La responsabilidad es de una izquierda incapaz de construir un proyecto alternativo, mimetizándose con la derecha. Y evidentemente la gente la ha abandonado, unos por su izquierda y otros por su derecha. La mayoría de estos movimientos nuevos, sea en versión Trump o Le Pen, no tienen nada de nuevo. Son el plan B del sistema, el autoritarismo supremacista, por si los partidos actuales son insuficientes para encuadrar a la ciudadanía.

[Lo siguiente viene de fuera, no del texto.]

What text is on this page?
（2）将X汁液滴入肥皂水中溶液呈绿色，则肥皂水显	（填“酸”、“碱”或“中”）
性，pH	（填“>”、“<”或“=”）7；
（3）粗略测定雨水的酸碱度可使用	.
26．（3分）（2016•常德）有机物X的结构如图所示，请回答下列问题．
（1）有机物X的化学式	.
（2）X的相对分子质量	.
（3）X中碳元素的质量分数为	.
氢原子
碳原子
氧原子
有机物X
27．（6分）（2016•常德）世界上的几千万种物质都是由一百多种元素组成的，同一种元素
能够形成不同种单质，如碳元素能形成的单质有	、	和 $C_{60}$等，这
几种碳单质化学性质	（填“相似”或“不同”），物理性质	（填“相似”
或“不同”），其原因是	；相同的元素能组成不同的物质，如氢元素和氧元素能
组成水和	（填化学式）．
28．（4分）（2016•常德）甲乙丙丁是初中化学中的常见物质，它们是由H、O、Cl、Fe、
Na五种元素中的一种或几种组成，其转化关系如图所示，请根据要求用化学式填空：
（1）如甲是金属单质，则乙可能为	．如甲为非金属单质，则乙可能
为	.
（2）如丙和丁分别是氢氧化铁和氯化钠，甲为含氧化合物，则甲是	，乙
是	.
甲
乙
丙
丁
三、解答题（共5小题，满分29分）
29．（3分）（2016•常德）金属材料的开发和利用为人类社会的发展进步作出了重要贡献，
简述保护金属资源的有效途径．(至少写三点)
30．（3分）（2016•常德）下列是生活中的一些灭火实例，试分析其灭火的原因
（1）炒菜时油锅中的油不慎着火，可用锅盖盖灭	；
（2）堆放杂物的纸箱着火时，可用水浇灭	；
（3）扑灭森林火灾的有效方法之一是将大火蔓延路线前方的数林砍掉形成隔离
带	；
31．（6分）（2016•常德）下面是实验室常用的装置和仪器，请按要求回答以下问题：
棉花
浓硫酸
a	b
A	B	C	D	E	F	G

En España, sin embargo, la crisis creó un proyecto progresista como Podemos, ¿cómo ves este hecho y su actual crisis interna?

El acierto de Podemos fue convertir los movimientos sociales en proyecto político dispuesto a disputar el poder institucional. Nadie lo esperaba. Los movimientos sociales eran un elemento decorativo para demostrar pluralidad, y si se pasaban estaba la policía. Su salto institucional desconcertó mucho, incluso a ellos mismos porque eran muy vulnerables organizativamente. Ahora unos, como Pablo Iglesias, consideran que son un partido surgido de la excepcionalidad y solo puede vivir en ella como partido de protesta y otros, como Errejón, piensan que los ciudadanos deben asumirlo como un partido de gobierno. Es un conflicto clásico que antes se hubiese llamado revolucionarios y reformistas. En este conflicto Podemos se juega ser un partido testimonial o aspirar a ser el reemplazo de la socialdemocracia. Lo cierto es que, como me decía un empresario catalán, en este país ha pasado algo singular: es el único que ha logrado que los antisistema ya estén en el sistema.

El otro gran relato alternativo en el panorama español es el independentismo catalán, ¿cómo valoras la situación?

Hay un equilibrio de fuerzas difícil de romper. Tenemos tres cosas aparentemente contradictorias: una propagandística Operación Diálogo del gobierno español, los procesos judiciales contra el soberanismo y la permanente gesticulación independentista. Como me decía un dirigente de Junts pel Sí: “yo formo parte de los tres bloques: busco la negociación, estoy procesado y hago propaganda”. Me parece una magnífica metáfora. Lo evidente es que el independentismo es el primer proyecto político en Cataluña, pero sin un soporte suficiente para conseguir una secesión unilateral. Y también que el gobierno español correría un gran riesgo si dinamitara el proceso por la vía judicial y la suspensión de la autonomía.

Hasta ahora el gobierno español se ha limitado a dejar pasar el tiempo, ¿es sostenible esta postura?

Rajoy confiaba en que así el independentismo se debilitaría solo. Pero eso no es evidente y dejar pasar el tiempo puede hacer que el problema se complique. Durante un tiempo hubo un interés mutuo en mantener el empate. Pero puede que este interés mutuo genere un conflicto grave. Ahora circula el rumor de unas elecciones anticipadas en Cataluña que aplacen el referéndum. Pero salvo sorpresa el que salga de esas elecciones volverá a plantearlo. Es una situación imprevisible que solo tendría solución si las partes hicieran un reconocimiento del otro: que el gobierno español reconozca que el independentismo es el primer proyecto político de Cataluña y debe hablar con él, y que los independentistas reconozcan que no tienen fuerza para una secesión unilateral.

¿Si Yugoslavia simbolizó el fin de una época, la guerra en Siria encarna el inicio de otra?

Será el icono del final de un periodo, el que se abrió con la disolución de la URSS y trajo la fantasía del fin de la historia. Algunos incluso dijeron que se acababa la política y entrábamos en la estricta administración de las cosas. La utopía de la economía sin política. Esto estaba moribundo desde la crisis de 2008 pero simbólicamente muere ahora. EEUU y Europa han claudicado y están apareciendo la figura de Putin y el poder chino. Empieza una época nueva.

¿La democracia ha sido la gran perdedora de esta historia?

El equilibrio entre capitalismo y democracia es extremadamente precario. Hay ejemplos más que sobrados de que el capitalismo se las arregla perfectamente en regímenes nada democráticos. Sin remontarnos a momentos obvios, el capitalismo chino funciona maravillosamente. Y el capitalismo ruso más o menos también, hasta el punto de que el nuevo secretario de estado americano se enriqueció en Rusia.